Having failed again, Drake, together with his Franco-English privateers and the Cimaroons, made his way back towards Nombre de Dios, where in April he learned that a train of some 190 mules was approaching the city loaded with silver from the Spanish mines inland. Drake and his allies surprised that train, drove away the 50 Spanish guards and found that every mule carried around 300 pounds of pure silver. Drake’s losses were insignificant compared to the treasure he could claim for England. Only one Cimaroon was killed, and Captain le Testu was wounded.

Drake decided that it was now time to return to Europe. The area was becoming dangerous, as the Spaniards had put a price on his head and a fleet was cruising up and down the coast looking for him. Escaping the fleet, he crossed the Atlantic loaded with silver and other riches. One of his crewmen wrote:

Within 23 days we passed from the Cape of Florida to the Isles of Scilly, and so arrived at Plymouth on Sunday about sermon time, August 9, 1573, at what time the news of our Captain’s return, brought unto his friends, did so speedily pass over all the church, and surpass their minds with desire to see him, that very few or none remained with the preacher, all hastening to see the evidence of God’s love and blessing towards our Gracious Queen and country, by the fruit of our Captain’s labour and success. Soli Deo Gloria.

Drake’s treasure amounted to some 15 tons of silver ingots and about 100,000 pounds sterling in silver coins. The coins alone would be worth more than $25 million today. Even though they did not receive the entire treasure themselves, Drake and his 30 surviving men were now extremely wealthy.

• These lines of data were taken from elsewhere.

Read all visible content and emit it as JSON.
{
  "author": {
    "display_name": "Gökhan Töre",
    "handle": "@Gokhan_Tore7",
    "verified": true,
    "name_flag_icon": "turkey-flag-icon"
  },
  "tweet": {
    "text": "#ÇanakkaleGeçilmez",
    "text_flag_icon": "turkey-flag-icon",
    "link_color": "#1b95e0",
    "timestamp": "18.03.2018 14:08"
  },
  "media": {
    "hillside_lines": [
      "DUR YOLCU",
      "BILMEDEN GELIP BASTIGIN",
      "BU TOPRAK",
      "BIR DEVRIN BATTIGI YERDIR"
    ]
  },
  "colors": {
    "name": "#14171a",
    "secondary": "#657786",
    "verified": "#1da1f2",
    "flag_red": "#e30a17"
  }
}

Although he and his crewmen netted a 20,000-pound sterling share of the loot, Captain le Testu was less fortunate than Drake. Opting to lie low with two of his men until he recovered from his wounds, he was found by the Spaniards, who killed him and displayed his head in Nombre de Dios.

Later in life Drake led several more raids on the Spanish colonies in the New World and circumnavigated the globe on his ship The Golden Hind. He also received a knighthood from Queen Elizabeth for services rendered to his country.

Travelers’ tales and rumors claim that not all of Drake’s treasure made it back to England, that he hid a large part that he did not wish to share with the queen and the shareholders in his expedition. There is no proof of that story — only the myth that a fortune in silver coins, packed in several skin-bags or weighed-down barrels, lies somewhere on the bottom of Nombre de Dios Bay.